According to Fernández, transforming electrical energy into light in PeLEDs with TFPPO becomes less efficient over time compared to those without it, mainly due to increased obstacles in charge transport within the PeLEDs. While TFPPO initially fills gaps in the perovskite’s atomic structure, these gaps quickly reopen, reducing energy efficiency and durability.

Fernández plans to experiment with different phosphine oxide additives to understand their effects and find ways to improve stability for potential commercialization.

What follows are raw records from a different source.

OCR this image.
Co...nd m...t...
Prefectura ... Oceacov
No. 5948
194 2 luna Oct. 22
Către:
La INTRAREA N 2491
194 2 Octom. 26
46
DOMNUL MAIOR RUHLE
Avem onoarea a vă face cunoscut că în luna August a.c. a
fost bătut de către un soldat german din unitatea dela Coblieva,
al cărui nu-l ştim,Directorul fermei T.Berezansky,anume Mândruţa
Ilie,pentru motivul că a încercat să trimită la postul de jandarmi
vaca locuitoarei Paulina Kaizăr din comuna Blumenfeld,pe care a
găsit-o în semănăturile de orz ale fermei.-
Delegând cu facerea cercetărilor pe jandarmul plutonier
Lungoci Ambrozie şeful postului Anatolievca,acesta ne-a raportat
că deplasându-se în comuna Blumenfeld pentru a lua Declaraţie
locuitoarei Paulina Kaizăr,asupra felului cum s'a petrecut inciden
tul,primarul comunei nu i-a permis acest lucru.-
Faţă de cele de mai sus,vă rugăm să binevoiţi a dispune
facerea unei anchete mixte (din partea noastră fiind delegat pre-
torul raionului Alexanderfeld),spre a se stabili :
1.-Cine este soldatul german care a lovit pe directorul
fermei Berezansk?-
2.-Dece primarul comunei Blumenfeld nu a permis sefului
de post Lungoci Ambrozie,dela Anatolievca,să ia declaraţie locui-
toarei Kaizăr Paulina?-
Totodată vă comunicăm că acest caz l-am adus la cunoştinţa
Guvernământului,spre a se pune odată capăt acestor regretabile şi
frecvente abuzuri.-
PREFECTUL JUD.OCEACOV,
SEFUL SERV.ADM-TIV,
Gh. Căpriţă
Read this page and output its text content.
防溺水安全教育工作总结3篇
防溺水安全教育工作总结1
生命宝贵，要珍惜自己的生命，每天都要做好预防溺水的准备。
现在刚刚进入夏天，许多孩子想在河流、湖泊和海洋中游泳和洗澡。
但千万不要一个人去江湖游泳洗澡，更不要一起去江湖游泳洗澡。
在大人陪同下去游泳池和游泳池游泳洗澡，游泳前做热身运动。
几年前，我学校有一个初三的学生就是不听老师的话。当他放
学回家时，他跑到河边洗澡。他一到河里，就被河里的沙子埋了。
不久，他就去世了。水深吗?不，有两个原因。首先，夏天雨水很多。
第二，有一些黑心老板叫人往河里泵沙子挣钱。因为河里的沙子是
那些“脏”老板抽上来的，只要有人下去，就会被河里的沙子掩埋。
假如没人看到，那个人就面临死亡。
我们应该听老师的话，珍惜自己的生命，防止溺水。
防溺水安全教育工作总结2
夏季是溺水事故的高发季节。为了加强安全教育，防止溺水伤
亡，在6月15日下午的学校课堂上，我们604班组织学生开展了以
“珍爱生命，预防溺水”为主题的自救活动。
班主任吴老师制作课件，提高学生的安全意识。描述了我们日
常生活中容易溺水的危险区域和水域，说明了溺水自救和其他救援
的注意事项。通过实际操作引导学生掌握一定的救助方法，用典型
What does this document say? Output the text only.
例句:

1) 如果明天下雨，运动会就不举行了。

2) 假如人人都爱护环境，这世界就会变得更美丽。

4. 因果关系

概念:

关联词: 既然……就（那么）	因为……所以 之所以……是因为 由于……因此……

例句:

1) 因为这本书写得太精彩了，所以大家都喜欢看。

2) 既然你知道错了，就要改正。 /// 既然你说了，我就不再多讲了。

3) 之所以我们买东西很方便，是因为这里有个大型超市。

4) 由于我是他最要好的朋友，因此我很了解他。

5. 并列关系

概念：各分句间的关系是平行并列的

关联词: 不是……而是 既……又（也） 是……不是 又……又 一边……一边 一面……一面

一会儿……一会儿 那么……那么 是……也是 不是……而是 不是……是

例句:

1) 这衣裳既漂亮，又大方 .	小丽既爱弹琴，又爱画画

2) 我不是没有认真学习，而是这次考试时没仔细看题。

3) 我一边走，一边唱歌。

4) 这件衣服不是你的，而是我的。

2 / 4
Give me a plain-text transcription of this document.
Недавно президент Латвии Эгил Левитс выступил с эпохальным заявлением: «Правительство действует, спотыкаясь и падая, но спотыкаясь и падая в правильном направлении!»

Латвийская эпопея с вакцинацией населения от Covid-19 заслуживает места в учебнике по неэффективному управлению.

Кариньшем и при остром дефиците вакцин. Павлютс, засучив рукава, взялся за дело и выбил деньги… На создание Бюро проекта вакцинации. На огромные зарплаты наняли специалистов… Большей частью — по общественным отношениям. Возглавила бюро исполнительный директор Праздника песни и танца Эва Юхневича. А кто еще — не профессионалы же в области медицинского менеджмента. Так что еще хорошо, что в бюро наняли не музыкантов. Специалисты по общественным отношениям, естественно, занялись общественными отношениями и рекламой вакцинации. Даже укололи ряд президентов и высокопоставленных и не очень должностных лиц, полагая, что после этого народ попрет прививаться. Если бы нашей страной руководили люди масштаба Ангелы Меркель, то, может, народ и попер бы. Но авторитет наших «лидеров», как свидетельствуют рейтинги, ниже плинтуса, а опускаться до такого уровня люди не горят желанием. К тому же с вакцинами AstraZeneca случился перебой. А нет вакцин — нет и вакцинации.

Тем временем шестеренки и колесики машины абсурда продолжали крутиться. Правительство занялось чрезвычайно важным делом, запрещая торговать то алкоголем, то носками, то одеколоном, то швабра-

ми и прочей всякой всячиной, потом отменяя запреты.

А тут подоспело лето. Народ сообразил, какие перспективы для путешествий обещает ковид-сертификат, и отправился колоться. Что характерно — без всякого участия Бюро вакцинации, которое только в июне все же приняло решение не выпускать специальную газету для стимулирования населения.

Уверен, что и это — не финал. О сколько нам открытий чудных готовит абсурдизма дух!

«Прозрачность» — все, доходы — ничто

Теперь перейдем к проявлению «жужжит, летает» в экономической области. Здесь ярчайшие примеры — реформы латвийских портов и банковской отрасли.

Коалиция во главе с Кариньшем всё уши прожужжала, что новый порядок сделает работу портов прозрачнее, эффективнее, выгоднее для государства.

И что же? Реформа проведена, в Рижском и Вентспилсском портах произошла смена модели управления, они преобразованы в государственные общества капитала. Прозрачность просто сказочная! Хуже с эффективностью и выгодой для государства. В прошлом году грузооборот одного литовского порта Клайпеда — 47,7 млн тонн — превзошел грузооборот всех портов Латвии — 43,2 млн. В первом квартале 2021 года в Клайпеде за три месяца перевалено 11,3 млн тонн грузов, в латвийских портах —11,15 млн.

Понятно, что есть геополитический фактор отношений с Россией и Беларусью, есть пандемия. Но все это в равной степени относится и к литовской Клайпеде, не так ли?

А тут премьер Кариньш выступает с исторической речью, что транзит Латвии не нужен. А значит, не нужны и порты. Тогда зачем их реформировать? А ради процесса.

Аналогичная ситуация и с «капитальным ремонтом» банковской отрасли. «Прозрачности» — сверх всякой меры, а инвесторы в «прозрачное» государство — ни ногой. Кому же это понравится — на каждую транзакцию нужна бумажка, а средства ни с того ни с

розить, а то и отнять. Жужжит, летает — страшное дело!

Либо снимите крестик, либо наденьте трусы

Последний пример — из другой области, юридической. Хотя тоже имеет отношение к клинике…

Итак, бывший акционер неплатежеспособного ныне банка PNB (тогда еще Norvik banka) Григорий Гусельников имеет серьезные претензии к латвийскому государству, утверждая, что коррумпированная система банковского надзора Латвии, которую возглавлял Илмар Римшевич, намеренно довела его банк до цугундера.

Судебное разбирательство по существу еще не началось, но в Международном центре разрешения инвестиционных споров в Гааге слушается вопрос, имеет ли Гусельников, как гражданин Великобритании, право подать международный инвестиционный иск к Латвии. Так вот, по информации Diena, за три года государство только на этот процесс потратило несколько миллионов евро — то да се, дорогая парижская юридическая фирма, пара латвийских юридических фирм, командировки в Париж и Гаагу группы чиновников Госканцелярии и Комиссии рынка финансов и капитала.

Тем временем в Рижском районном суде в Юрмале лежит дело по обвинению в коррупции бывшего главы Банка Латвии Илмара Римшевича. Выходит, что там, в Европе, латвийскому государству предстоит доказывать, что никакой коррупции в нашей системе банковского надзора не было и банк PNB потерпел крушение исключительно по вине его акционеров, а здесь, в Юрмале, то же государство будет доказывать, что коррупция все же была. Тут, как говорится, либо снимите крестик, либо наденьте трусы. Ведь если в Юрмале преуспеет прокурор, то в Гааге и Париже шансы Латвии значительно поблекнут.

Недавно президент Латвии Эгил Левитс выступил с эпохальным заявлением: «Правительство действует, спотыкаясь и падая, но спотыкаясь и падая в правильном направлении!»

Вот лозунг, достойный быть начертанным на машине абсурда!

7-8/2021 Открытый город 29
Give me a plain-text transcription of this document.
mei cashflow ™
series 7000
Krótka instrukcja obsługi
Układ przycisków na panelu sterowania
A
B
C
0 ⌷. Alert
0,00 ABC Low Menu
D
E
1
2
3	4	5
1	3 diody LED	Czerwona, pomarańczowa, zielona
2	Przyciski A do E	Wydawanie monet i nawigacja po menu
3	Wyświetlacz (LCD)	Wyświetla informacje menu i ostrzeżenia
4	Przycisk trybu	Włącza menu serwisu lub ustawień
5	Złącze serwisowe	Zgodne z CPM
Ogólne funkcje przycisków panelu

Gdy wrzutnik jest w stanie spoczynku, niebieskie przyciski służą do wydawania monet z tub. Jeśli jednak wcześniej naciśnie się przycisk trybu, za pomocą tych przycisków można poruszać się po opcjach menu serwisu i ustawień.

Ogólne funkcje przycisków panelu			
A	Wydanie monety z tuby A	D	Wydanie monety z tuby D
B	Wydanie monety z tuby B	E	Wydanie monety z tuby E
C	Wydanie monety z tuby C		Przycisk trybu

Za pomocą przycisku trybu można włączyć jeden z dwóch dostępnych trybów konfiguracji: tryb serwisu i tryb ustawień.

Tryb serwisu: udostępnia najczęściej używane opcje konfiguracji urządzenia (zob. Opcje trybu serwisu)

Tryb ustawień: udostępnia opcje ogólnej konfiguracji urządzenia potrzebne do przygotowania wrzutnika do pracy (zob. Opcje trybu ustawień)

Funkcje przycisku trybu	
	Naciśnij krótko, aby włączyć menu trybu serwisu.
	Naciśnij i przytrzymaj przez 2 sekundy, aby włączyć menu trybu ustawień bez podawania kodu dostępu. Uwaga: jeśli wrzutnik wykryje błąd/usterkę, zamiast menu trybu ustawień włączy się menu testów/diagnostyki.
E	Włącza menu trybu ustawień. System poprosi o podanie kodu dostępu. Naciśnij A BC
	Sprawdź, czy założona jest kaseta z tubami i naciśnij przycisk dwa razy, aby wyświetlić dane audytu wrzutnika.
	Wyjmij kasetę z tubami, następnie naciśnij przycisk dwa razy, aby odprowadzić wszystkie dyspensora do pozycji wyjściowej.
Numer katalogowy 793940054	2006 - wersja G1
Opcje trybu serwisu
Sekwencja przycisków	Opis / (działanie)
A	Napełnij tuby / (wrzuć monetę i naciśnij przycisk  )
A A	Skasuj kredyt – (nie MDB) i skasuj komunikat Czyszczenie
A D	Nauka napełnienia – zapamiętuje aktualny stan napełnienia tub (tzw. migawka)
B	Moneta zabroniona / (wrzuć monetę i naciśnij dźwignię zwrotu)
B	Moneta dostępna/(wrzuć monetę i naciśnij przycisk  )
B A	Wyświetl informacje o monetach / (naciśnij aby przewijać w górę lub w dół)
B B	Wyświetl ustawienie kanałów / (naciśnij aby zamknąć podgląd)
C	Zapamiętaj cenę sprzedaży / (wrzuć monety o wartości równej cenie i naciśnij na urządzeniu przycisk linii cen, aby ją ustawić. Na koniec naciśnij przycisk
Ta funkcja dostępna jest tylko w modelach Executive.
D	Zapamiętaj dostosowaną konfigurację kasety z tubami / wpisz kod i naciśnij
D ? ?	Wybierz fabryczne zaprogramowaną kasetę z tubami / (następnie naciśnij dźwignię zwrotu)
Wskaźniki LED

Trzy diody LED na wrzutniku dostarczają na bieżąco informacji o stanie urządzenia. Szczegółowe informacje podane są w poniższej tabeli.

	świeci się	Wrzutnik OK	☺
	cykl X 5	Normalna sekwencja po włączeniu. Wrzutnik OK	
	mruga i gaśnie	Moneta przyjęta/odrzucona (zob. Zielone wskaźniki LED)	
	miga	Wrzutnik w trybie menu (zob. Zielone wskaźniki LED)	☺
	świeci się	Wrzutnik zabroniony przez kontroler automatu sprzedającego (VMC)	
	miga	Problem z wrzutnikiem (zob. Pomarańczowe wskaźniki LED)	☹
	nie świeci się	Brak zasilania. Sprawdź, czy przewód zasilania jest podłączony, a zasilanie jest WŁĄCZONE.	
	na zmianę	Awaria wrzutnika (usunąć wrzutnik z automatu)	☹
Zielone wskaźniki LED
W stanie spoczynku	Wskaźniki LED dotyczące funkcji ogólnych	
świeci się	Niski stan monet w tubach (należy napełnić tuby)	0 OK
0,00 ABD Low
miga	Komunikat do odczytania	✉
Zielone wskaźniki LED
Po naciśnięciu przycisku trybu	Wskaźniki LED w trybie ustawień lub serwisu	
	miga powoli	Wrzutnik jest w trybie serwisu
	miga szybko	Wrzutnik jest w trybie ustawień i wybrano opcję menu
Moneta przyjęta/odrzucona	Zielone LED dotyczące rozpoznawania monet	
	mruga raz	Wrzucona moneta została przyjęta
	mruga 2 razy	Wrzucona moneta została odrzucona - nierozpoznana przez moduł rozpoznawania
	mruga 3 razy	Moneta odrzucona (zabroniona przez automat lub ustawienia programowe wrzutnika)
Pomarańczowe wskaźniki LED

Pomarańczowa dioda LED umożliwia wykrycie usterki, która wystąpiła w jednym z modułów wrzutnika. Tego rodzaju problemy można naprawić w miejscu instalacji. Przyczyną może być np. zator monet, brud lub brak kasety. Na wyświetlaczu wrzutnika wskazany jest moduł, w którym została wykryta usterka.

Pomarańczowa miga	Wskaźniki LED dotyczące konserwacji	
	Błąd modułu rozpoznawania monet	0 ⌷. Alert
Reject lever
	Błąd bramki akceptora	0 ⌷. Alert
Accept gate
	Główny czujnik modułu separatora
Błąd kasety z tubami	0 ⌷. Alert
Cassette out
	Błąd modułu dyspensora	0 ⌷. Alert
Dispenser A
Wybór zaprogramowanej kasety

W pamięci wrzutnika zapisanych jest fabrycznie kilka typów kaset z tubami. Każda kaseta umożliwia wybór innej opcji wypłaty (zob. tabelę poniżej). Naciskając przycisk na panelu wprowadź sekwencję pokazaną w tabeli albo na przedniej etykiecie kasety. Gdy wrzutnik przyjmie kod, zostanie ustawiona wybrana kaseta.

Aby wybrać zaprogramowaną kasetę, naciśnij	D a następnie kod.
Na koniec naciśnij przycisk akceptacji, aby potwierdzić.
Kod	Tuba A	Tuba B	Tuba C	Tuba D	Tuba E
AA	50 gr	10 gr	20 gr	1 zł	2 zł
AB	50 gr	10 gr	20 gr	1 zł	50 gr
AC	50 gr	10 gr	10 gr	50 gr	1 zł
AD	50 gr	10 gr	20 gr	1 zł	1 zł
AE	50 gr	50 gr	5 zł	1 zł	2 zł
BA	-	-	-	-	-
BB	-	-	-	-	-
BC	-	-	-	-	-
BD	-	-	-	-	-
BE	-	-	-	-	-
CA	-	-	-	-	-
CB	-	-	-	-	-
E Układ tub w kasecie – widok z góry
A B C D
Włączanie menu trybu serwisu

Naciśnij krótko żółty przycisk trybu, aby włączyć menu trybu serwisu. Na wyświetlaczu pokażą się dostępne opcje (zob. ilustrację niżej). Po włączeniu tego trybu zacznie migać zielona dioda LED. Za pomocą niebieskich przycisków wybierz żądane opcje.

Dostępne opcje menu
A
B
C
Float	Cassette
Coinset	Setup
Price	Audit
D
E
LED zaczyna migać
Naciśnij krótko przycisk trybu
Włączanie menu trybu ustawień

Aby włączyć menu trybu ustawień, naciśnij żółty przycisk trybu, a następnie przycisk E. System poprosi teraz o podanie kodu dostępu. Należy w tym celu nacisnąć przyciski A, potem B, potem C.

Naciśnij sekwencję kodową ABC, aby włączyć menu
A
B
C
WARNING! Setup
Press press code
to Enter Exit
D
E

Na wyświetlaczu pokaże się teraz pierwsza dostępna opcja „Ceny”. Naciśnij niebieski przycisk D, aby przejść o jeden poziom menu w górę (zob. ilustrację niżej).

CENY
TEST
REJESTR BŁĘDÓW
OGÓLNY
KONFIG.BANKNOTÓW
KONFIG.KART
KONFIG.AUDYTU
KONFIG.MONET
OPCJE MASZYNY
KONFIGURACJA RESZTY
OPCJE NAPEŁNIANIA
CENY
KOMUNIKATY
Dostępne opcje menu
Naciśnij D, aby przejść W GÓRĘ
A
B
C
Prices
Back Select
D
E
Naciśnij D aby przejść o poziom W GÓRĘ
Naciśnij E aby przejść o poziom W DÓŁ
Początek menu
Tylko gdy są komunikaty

In parallel, Congreve’s lab is addressing other limitations of PeLEDs, including their difficulty in producing violet and ultraviolet light.

Recent research in the journal Matter shows promising results with water addition, enabling PeLEDs to emit bright violet light more efficiently, opening possibilities for various applications such as medical equipment sterilization, water purification, and indoor crop growth at a more affordable cost than conventional LEDs.

Journal Reference:

  1. Sebastian Fernández 1, William Michaels, et al., Trade-off between efficiency and stability in Mn2+-doped perovskite light-emitting diodes.Device.DOI:10.1016/j.device.2023.100017.